A sua fonte é, entre outras, esta notícia do The Independent com o título «Threat of world Aids pandemic among heterosexuals is over, report admits».
Acontece que a Organização Mundial de Saúde emitiu prontamente um comunicado a alertar para as várias imprecisões e interpretações erradas na notícia do The Independent, onde se lê:
«Heterosexual transmission continues to drive the epidemic among sex workers, their clients, and their clients’ partners. In addition, prisoners, injecting drug users, as well as men who have sex with men, may also engage in heterosexual relationships.
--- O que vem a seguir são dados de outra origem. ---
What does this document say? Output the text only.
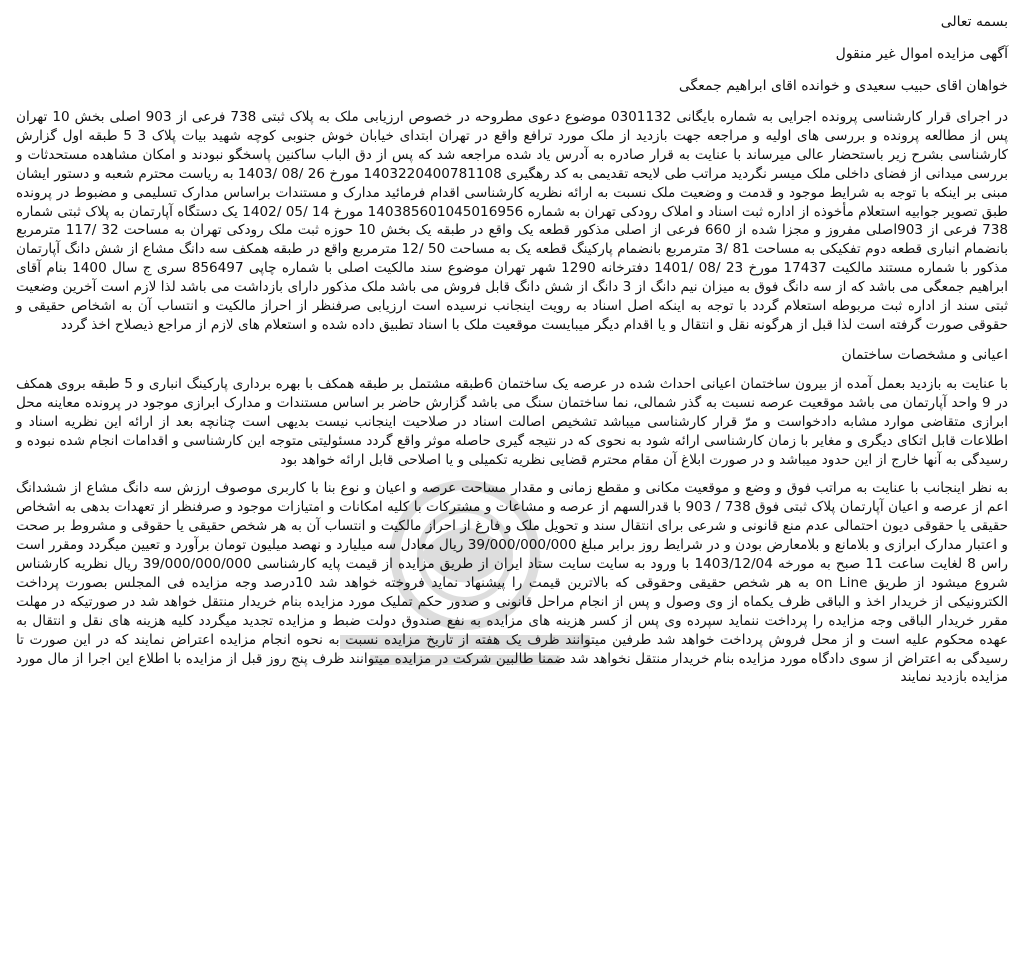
بسمه تعالی
آگهی مزایده اموال غیر منقول
خواهان اقای حبیب سعیدی و خوانده اقای ابراهیم جمعگی

در اجرای قرار کارشناسی پرونده اجرایی به شماره بایگانی 0301132 موضوع دعوی مطروحه در خصوص ارزیابی ملک به پلاک ثبتی 738 فرعی از 903 اصلی بخش 10 تهران پس از مطالعه پرونده و بررسی های اولیه و مراجعه جهت بازدید از ملک مورد ترافع واقع در تهران ابتدای خیابان خوش جنوبی کوچه شهید بیات پلاک 3 5 طبقه اول گزارش کارشناسی بشرح زیر باستحضار عالی میرساند با عنایت به قرار صادره به آدرس یاد شده مراجعه شد که پس از دق الباب ساکنین پاسخگو نبودند و امکان مشاهده مستحدثات و بررسی میدانی از فضای داخلی ملک میسر نگردید مراتب طی لایحه تقدیمی به کد رهگیری 140322040078​1108 مورخ 26 /08 /1403 به ریاست محترم شعبه و دستور ایشان مبنی بر اینکه با توجه به شرایط موجود و قدمت و وضعیت ملک نسبت به ارائه نظریه کارشناسی اقدام فرمائید مدارک و مستندات براساس مدارک تسلیمی و مضبوط در پرونده طبق تصویر جوابیه استعلام مأخوذه از اداره ثبت اسناد و املاک رودکی تهران به شماره 140385601045016956 مورخ 14 /05 /1402 یک دستگاه آپارتمان به پلاک ثبتی شماره 738 فرعی از 903اصلی مفروز و مجزا شده از 660 فرعی از اصلی مذکور قطعه یک واقع در طبقه یک بخش 10 حوزه ثبت ملک رودکی تهران به مساحت 32 /117 مترمربع بانضمام انباری قطعه دوم تفکیکی به مساحت 81 /3 مترمربع بانضمام پارکینگ قطعه یک به مساحت 50 /12 مترمربع واقع در طبقه همکف سه دانگ مشاع از شش دانگ آپارتمان مذکور با شماره مستند مالکیت 17437 مورخ 23 /08 /1401 دفترخانه 1290 شهر تهران موضوع سند مالکیت اصلی با شماره چاپی 856497 سری ج سال 1400 بنام آقای ابراهیم جمعگی می باشد که از سه دانگ فوق به میزان نیم دانگ از 3 دانگ از شش دانگ قابل فروش می باشد ملک مذکور دارای بازداشت می باشد لذا لازم است آخرین وضعیت ثبتی سند از اداره ثبت مربوطه استعلام گردد با توجه به اینکه اصل اسناد به رویت اینجانب نرسیده است ارزیابی صرفنظر از احراز مالکیت و انتساب آن به اشخاص حقیقی و حقوقی صورت گرفته است لذا قبل از هرگونه نقل و انتقال و یا اقدام دیگر میبایست موقعیت ملک با اسناد تطبیق داده شده و استعلام های لازم از مراجع ذیصلاح اخذ گردد

اعیانی و مشخصات ساختمان

با عنایت به بازدید بعمل آمده از بیرون ساختمان اعیانی احداث شده در عرصه یک ساختمان 6طبقه مشتمل بر طبقه همکف با بهره برداری پارکینگ انباری و 5 طبقه بروی همکف در 9 واحد آپارتمان می باشد موقعیت عرصه نسبت به گذر شمالی، نما ساختمان سنگ می باشد گزارش حاضر بر اساس مستندات و مدارک ابرازی موجود در پرونده معاینه محل ابرازی متقاضی موارد مشابه دادخواست و مرّ قرار کارشناسی میباشد تشخیص اصالت اسناد در صلاحیت اینجانب نیست بدیهی است چنانچه بعد از ارائه این نظریه اسناد و اطلاعات قابل اتکای دیگری و مغایر با زمان کارشناسی ارائه شود به نحوی که در نتیجه گیری حاصله موثر واقع گردد مسئولیتی متوجه این کارشناسی و اقدامات انجام شده نبوده و رسیدگی به آنها خارج از این حدود میباشد و در صورت ابلاغ آن مقام محترم قضایی نظریه تکمیلی و یا اصلاحی قابل ارائه خواهد بود

به نظر اینجانب با عنایت به مراتب فوق و وضع و موقعیت مکانی و مقطع زمانی و مقدار مساحت عرصه و اعیان و نوع بنا با کاربری موصوف ارزش سه دانگ مشاع از ششدانگ اعم از عرصه و اعیان آپارتمان پلاک ثبتی فوق 738 / 903 با قدرالسهم از عرصه و مشاعات و مشترکات با کلیه امکانات و امتیازات موجود و صرفنظر از تعهدات بدهی به اشخاص حقیقی یا حقوقی دیون احتمالی عدم منع قانونی و شرعی برای انتقال سند و تحویل ملک و فارغ از احراز مالکیت و انتساب آن به هر شخص حقیقی یا حقوقی و مشروط بر صحت و اعتبار مدارک ابرازی و بلامانع و بلامعارض بودن و در شرایط روز برابر مبلغ 39/000/000/000 ریال معادل سه میلیارد و نهصد میلیون تومان برآورد و تعیین میگردد ومقرر است راس 8 لغایت ساعت 11 صبح به مورخه 1403/12/04 با ورود به سایت سایت ستاد ایران از طریق مزایده از قیمت پایه کارشناسی 39/000/000/000 ریال نظریه کارشناس شروع میشود از طریق on Line به هر شخص حقیقی وحقوقی که بالاترین قیمت را پیشنهاد نماید فروخته خواهد شد 10درصد وجه مزایده فی المجلس بصورت پرداخت الکترونیکی از خریدار اخذ و الباقی ظرف یکماه از وی وصول و پس از انجام مراحل قانونی و صدور حکم تملیک مورد مزایده بنام خریدار منتقل خواهد شد در صورتیکه در مهلت مقرر خریدار الباقی وجه مزایده را پرداخت ننماید سپرده وی پس از کسر هزینه های مزایده به نفع صندوق دولت ضبط و مزایده تجدید میگردد کلیه هزینه های نقل و انتقال به عهده محکوم علیه است و از محل فروش پرداخت خواهد شد طرفین میتوانند ظرف یک هفته از تاریخ مزایده نسبت به نحوه انجام مزایده اعتراض نمایند که در این صورت تا رسیدگی به اعتراض از سوی دادگاه مورد مزایده بنام خریدار منتقل نخواهد شد ضمنا طالبین شرکت در مزایده میتوانند ظرف پنج روز قبل از مزایده با اطلاع این اجرا از مال مورد مزایده بازدید نمایند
In sub-Saharan Africa almost 60% of adults living with HIV were women, 48% in the Caribbean.»
A Patrícia Lança tem todo o direito em acreditar nas coisas que acredita, por mais abjectas que sejam. O que não pode é tentar contaminar a opinião dos muitos leitores d’O Insurgente com base em supostos dados científicos, menos ainda ignorar os vários apelos para corrigir as suas afirmações, sabendo que existe um relatório oficial que as desmentem. Entretanto, os outros Insurgentes mantêm-se silenciosos. Ai, o rigor, o rigor…
Fact Check
Por João Jesus Caetano | Arquivado em Blogosfera
16 Junho, 2008, 13:28 | Comente
A propósito do último post, e dos disparates que o jornalismo português produz, quero lembrar os mais distraídos que este blogue é de leitura diária aconselhada.
Explicador, precisa-se
Por João Jesus Caetano | Arquivado em Educação, Sociedade
16 Junho, 2008, 13:13 | 1 Comentário
Na capa do Diário de Notícias de hoje, noticia-se: «Explicações para exames custam entre 30 e 500 euros». Já nas páginas seguintes, Pedro Sousa Tavares escreve, em jeito de sumário, que os «valores praticados variam entre os 30 euros à hora e os 500 euros por 24 horas de explicações». Mais em baixo, ficamos a saber que há preços para outros gostos: «oito a 30 horas de duração e preços entre os 180 e os 250 euros», escreve o jornalista informado.
A quantos centros de explicações perguntou o DN os preços para escrever a notícia? A dois.
Ou seja, o facto «Custo das explicações varia entre 8,3 €/hora e 30 €/hora em dois centros de Lisboa e do Porto» foi transformado na notícia «Explicações para exames custam entre 30 e 500 euros».
Meet Tim Russert
Por João Jesus Caetano | Arquivado em Estados Unidos
16 Junho, 2008, 10:12 | Comente
Foi também com Tim Russert que conheci a América. Não só através do que ele perguntava, ou dos comentários que elaborava, mas também de como o fazia. Pensando melhor, foi mais do que conhecer a América. Foi intuir, fazer parte da América. Não sei. Alguma coisa terá sido porque senti um vazio quando soube do seu falecimento.